Patch Refinement -- Localized 3D Object Detection
This work addresses accurate 3D object detection for autonomous driving, offering a novel method to improve localization by handling memory constraints, though it is incremental as it builds on existing Voxelnet-based networks.
The paper tackles 3D object detection from point clouds by proposing Patch Refinement, a two-stage model that splits detection into a Bird's Eye View step and a local refinement step, achieving state-of-the-art results on the KITTI benchmark for cars using only 50% of training data and LiDAR.
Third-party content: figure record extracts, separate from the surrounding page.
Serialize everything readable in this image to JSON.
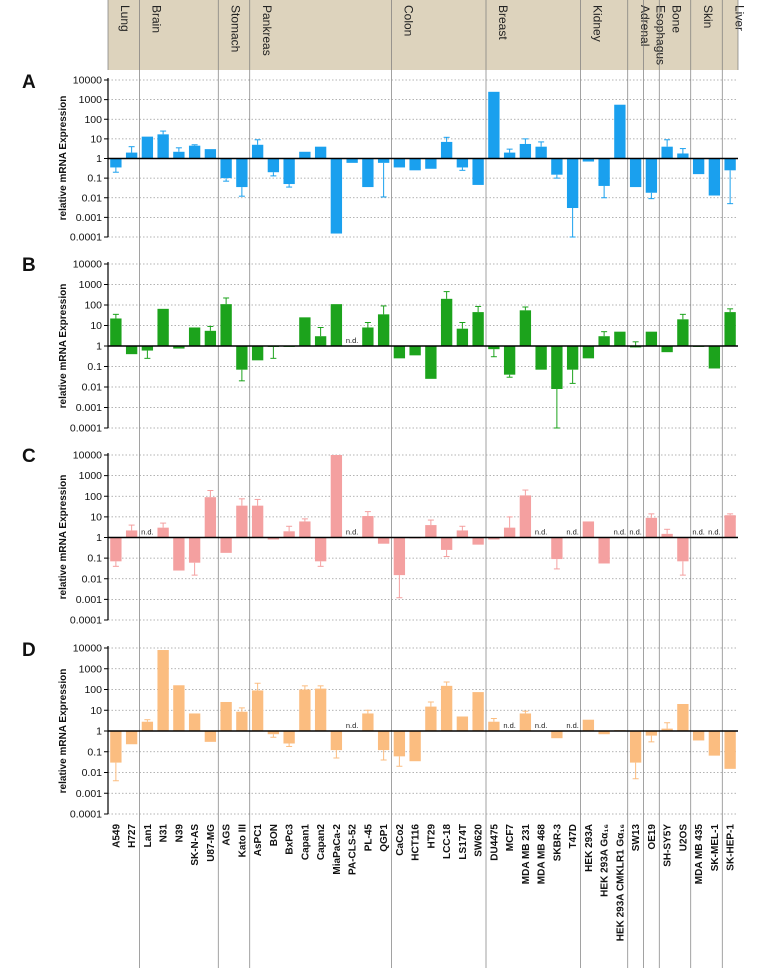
{
  "chart_data": {
    "type": "bar",
    "scale": "log10",
    "ylim": [
      0.0001,
      10000
    ],
    "ylabel": "relative mRNA Expression",
    "yticks": [
      "10000",
      "1000",
      "100",
      "10",
      "1",
      "0.1",
      "0.01",
      "0.001",
      "0.0001"
    ],
    "categories": [
      "A549",
      "H727",
      "Lan1",
      "N31",
      "N39",
      "SK-N-AS",
      "U87-MG",
      "AGS",
      "Kato III",
      "AsPC1",
      "BON",
      "BxPc3",
      "Capan1",
      "Capan2",
      "MiaPaCa-2",
      "PA-CLS-52",
      "PL-45",
      "QGP1",
      "CaCo2",
      "HCT116",
      "HT29",
      "LCC-18",
      "LS174T",
      "SW620",
      "DU4475",
      "MCF7",
      "MDA MB 231",
      "MDA MB 468",
      "SKBR-3",
      "T47D",
      "HEK 293A",
      "HEK 293A Gα₁₆",
      "HEK 293A CMKLR1 Gα₁₆",
      "SW13",
      "OE19",
      "SH-SY5Y",
      "U2OS",
      "MDA MB 435",
      "SK-MEL-1",
      "SK-HEP-1"
    ],
    "tissues": [
      {
        "name": "Lung",
        "count": 2
      },
      {
        "name": "Brain",
        "count": 5
      },
      {
        "name": "Stomach",
        "count": 2
      },
      {
        "name": "Pankreas",
        "count": 9
      },
      {
        "name": "Colon",
        "count": 6
      },
      {
        "name": "Breast",
        "count": 6
      },
      {
        "name": "Kidney",
        "count": 3
      },
      {
        "name": "Adrenal",
        "count": 1
      },
      {
        "name": "Esophagus",
        "count": 1
      },
      {
        "name": "Bone",
        "count": 2
      },
      {
        "name": "Skin",
        "count": 2
      },
      {
        "name": "Liver",
        "count": 1
      }
    ],
    "nd_label": "n.d.",
    "series": [
      {
        "name": "A",
        "color": "#1aa0ee",
        "values": [
          0.35,
          2,
          13,
          17,
          2.2,
          4.5,
          3,
          0.1,
          0.035,
          5,
          0.2,
          0.05,
          2.2,
          4,
          0.00015,
          0.6,
          0.035,
          0.6,
          0.35,
          0.25,
          0.3,
          7,
          0.35,
          0.045,
          2500,
          2,
          5.5,
          4,
          0.15,
          0.003,
          0.7,
          0.04,
          550,
          0.035,
          0.018,
          4,
          1.8,
          0.16,
          0.013,
          0.25
        ],
        "errors": [
          0.2,
          4,
          null,
          25,
          3.5,
          5,
          null,
          0.07,
          0.012,
          9,
          0.13,
          0.035,
          null,
          null,
          null,
          null,
          null,
          0.011,
          null,
          null,
          null,
          12,
          0.25,
          null,
          null,
          3,
          10,
          7,
          0.1,
          0.0001,
          null,
          0.01,
          null,
          null,
          0.009,
          9,
          3.2,
          null,
          null,
          0.005
        ]
      },
      {
        "name": "B",
        "color": "#1ca31c",
        "values": [
          22,
          0.4,
          0.6,
          65,
          0.75,
          8,
          5.5,
          110,
          0.07,
          0.2,
          0.9,
          0.9,
          25,
          3,
          110,
          null,
          8,
          35,
          0.25,
          0.35,
          0.025,
          200,
          7,
          45,
          0.7,
          0.04,
          55,
          0.07,
          0.008,
          0.07,
          0.25,
          3,
          5,
          0.85,
          5,
          0.5,
          20,
          0.9,
          0.08,
          45
        ],
        "errors": [
          35,
          null,
          0.25,
          null,
          null,
          null,
          9,
          220,
          0.02,
          null,
          0.25,
          null,
          null,
          8,
          null,
          null,
          14,
          90,
          null,
          null,
          null,
          450,
          14,
          85,
          0.3,
          0.03,
          80,
          null,
          0.0001,
          0.015,
          null,
          5,
          null,
          1.6,
          null,
          null,
          35,
          null,
          null,
          65
        ]
      },
      {
        "name": "C",
        "color": "#f4a0a0",
        "values": [
          0.07,
          2.2,
          null,
          3,
          0.025,
          0.06,
          90,
          0.18,
          35,
          35,
          0.8,
          2,
          6,
          0.07,
          10000,
          null,
          11,
          0.5,
          0.015,
          0.9,
          4,
          0.25,
          2.2,
          0.45,
          0.8,
          3,
          110,
          null,
          0.09,
          null,
          6,
          0.055,
          null,
          null,
          9,
          1.5,
          0.07,
          null,
          null,
          12
        ],
        "errors": [
          0.04,
          4,
          null,
          5,
          null,
          0.015,
          190,
          null,
          75,
          70,
          null,
          3.5,
          8,
          0.04,
          null,
          null,
          18,
          null,
          0.0012,
          null,
          7,
          0.12,
          3.5,
          null,
          null,
          10,
          200,
          null,
          0.03,
          null,
          null,
          null,
          null,
          null,
          14,
          2.5,
          0.015,
          null,
          null,
          14
        ]
      },
      {
        "name": "D",
        "color": "#fbbd80",
        "values": [
          0.03,
          0.23,
          2.8,
          8000,
          160,
          7,
          0.3,
          25,
          8.5,
          90,
          0.7,
          0.25,
          100,
          110,
          0.12,
          null,
          7,
          0.12,
          0.06,
          0.035,
          15,
          150,
          5,
          75,
          2.8,
          null,
          7,
          null,
          0.45,
          null,
          3.5,
          0.7,
          1.1,
          0.03,
          0.6,
          1.3,
          20,
          0.35,
          0.065,
          0.015
        ],
        "errors": [
          0.004,
          null,
          3.5,
          null,
          null,
          null,
          null,
          null,
          13,
          200,
          0.5,
          0.18,
          150,
          150,
          0.05,
          null,
          10,
          0.04,
          0.02,
          null,
          25,
          230,
          null,
          null,
          4,
          null,
          9,
          null,
          null,
          null,
          null,
          null,
          null,
          0.005,
          0.3,
          2.5,
          null,
          null,
          null,
          null
        ]
      }
    ]
  }
}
We introduce Patch Refinement a two-stage model for accurate 3D object detection and localization from point cloud data. Patch Refinement is composed of two independently trained Voxelnet-based networks, a Region Proposal Network (RPN) and a Local Refinement Network (LRN). We decompose the detection task into a preliminary Bird's Eye View (BEV) detection step and a local 3D detection step. Based on the proposed BEV locations by the RPN, we extract small point cloud subsets ("patches"), which are then processed by the LRN, which is less limited by memory constraints due to the small area of each patch. Therefore, we can apply encoding with a higher voxel resolution locally. The independence of the LRN enables the use of additional augmentation techniques and allows for an efficient, regression focused training as it uses only a small fraction of each scene. Evaluated on the KITTI 3D object detection benchmark, our submission from January 28, 2019, outperformed all previous entries on all three difficulties of the class car, using only 50 % of the available training data and only LiDAR information.